HLM is the structural equation modeling of the 21st century. when LISREL came out it was all about fitting SEM models to everything even if it didnt make sense... then the HLM software became avaiable and **bam** now everyone wants to jump on that bandwagon because it's pretty hot... i've always said that the next new hot thing in the social sciences are going to be Bayesian Networks so i'm starting to look into those so i can be a la mode when the time comes...

#### Dason

Yeah I usually don't what noetsi is talking about when they talk about HLM stuff because I definitely don't use that notation/terminology.

#### spunky

##### Doesn't actually exist
Yeah I usually don't what noetsi is talking about when they talk about HLM stuff because I definitely don't use that notation/terminology.
it's horrible! completely unintuitive, they change it whenever they want but the thing is that the lme4 or proc mixed version in the social sciences is this software HLM which is heavy on the GUI-friendly part and is a lot like SPSS, so people on this province of knowledge jumped in that bandwagon immediatley to the point that whatever notation that software uses has become the ruling discourse in the social sciences...
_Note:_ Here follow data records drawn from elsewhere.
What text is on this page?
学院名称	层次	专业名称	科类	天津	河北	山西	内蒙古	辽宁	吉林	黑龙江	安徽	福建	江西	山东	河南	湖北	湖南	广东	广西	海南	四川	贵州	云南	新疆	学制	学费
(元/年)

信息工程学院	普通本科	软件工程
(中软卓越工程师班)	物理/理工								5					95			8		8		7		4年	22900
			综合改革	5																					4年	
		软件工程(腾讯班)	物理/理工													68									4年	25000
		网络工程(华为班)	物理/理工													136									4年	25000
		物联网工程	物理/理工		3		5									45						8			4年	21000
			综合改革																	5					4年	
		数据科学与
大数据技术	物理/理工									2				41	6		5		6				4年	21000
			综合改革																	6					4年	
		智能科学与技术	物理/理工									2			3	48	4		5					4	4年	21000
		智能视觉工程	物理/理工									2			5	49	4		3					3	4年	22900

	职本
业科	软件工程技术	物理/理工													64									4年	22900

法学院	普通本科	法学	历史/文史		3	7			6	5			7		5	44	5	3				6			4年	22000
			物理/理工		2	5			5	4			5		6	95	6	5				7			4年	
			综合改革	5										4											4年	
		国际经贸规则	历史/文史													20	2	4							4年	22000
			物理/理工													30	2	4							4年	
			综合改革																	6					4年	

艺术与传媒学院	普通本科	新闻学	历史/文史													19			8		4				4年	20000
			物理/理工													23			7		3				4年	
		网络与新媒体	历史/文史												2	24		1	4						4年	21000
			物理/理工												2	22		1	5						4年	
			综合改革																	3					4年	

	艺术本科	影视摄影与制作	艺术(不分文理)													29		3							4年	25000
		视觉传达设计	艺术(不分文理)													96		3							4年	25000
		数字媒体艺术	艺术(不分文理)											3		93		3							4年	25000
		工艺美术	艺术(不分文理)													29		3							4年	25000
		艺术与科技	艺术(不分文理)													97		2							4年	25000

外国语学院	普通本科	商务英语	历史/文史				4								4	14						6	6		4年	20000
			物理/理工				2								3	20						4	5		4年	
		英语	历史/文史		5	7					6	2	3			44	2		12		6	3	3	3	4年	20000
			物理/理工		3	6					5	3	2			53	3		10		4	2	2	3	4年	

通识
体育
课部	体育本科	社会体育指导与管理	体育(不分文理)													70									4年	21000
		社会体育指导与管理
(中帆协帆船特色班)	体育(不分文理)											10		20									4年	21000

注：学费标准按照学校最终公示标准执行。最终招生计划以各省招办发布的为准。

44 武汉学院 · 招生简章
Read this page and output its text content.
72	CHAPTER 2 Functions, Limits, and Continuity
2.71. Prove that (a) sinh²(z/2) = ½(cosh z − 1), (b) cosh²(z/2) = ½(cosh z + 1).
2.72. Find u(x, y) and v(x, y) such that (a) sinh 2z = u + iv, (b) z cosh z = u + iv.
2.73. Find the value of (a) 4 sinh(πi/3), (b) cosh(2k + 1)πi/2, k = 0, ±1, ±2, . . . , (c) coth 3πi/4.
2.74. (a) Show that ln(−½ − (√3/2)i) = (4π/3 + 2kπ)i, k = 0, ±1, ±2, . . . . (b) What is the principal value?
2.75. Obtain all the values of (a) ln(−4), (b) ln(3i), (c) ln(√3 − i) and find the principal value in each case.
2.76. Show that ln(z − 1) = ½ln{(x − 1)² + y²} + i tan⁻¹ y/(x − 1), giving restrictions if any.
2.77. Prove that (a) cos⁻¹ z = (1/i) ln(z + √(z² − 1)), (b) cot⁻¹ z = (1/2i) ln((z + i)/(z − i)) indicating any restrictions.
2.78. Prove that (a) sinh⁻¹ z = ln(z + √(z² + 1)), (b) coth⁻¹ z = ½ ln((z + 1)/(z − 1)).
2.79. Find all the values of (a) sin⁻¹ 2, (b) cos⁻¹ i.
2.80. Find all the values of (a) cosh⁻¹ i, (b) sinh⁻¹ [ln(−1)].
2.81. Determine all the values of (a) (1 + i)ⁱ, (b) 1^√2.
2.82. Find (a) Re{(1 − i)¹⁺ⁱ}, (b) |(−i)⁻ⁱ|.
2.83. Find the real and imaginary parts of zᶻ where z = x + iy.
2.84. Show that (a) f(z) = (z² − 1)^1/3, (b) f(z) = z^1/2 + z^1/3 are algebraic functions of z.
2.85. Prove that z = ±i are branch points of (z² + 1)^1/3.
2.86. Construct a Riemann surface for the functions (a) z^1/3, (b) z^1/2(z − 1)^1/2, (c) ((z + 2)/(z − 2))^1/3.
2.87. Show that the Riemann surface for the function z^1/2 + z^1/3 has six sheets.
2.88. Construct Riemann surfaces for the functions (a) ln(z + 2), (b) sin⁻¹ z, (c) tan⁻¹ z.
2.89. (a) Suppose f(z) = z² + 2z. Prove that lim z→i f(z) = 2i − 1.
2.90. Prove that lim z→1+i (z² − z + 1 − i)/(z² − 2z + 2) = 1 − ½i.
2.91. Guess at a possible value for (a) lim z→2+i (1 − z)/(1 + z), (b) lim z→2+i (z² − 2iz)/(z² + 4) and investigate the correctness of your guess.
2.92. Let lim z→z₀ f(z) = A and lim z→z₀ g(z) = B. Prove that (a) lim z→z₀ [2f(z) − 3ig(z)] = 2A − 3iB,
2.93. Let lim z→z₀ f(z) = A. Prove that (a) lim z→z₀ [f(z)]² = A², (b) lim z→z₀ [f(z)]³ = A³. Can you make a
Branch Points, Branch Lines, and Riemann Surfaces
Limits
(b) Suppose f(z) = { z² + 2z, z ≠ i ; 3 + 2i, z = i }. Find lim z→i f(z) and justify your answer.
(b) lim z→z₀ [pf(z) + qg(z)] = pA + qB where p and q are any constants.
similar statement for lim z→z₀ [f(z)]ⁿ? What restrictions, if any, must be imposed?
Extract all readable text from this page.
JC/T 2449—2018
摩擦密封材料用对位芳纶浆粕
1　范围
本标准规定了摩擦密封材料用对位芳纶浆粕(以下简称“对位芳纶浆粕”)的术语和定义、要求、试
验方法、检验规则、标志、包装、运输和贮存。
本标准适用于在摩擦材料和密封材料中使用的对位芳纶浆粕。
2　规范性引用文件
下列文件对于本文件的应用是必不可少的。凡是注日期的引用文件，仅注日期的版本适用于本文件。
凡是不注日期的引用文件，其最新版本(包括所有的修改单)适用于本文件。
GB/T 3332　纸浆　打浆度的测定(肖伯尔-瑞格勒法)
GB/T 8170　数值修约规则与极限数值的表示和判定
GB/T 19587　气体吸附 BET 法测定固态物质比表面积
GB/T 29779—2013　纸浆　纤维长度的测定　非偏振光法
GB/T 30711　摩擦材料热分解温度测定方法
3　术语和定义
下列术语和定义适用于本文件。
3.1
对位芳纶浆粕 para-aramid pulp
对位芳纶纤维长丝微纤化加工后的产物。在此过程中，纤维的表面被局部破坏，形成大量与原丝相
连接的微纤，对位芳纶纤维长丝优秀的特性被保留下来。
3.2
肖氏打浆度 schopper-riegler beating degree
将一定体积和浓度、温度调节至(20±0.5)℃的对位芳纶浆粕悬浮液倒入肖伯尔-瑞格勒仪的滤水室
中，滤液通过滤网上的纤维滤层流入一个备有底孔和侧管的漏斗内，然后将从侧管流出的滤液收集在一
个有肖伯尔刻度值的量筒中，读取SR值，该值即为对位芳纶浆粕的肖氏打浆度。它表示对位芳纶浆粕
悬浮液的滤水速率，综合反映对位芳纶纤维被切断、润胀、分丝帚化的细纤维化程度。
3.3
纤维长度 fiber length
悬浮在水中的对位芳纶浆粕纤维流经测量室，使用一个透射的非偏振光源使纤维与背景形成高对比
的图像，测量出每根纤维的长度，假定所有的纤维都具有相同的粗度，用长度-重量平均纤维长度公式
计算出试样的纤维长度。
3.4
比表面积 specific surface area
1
....for instance, on that question noetsi asked you about "the grand mean" and "level 2 predictors" with a whole bunch of gammas, etc. all he was asking was for a reason as for why the intercept of the fixed effects changes if you add predictors with random effects... which is something i believe is more understandable to you... am i right?

#### noetsi

##### Fortran must die
As best I can tell the notation they use is common in education (that is reading other articles). I don't want to get started on a pet peave - the refusal of statisticians and those who use it to agree on notation.

I don't see the CI of the grand mean (Goo in R&B) tells you anything about if groups vary. What tells you if they vary is if Uoj is signficant. Is there anyway that the CI of the grand mean tells you if group differences are significant?

To use the notation brought up above...

for instance, on that question noetsi asked you about "the grand mean" and "level 2 predictors" with a whole bunch of gammas, etc. all he was asking was for a reason as for why the intercept of the fixed effects changes if you add predictors with random effects... which is something i believe is more understandable to you... am i right?
What I mean is if the fixed effect intercept at the level that is explaining between group variation can show if between group variation is occuring (or if its ci can). I dont see how it can, but the question suggest this is possible.

#### noetsi

##### Fortran must die
Yeah I usually don't what noetsi is talking about when they talk about HLM stuff because I definitely don't use that notation/terminology.
Well it could also be that I am lost substantively as well Although I did (somehow) get a 108 of 110 on the first homework. Much better than people who understand it much better than I. I never understand how that happens...

#### spunky

##### Doesn't actually exist
What tells you if they vary is if Uoj is signficant. Is there anyway that the CI of the grand mean tells you if group differences are significant?
dont you need uoj to calculate those CIs? i'm not sure because, once again, that's another ideosincracy of R&B and tend not to dwell on it too much...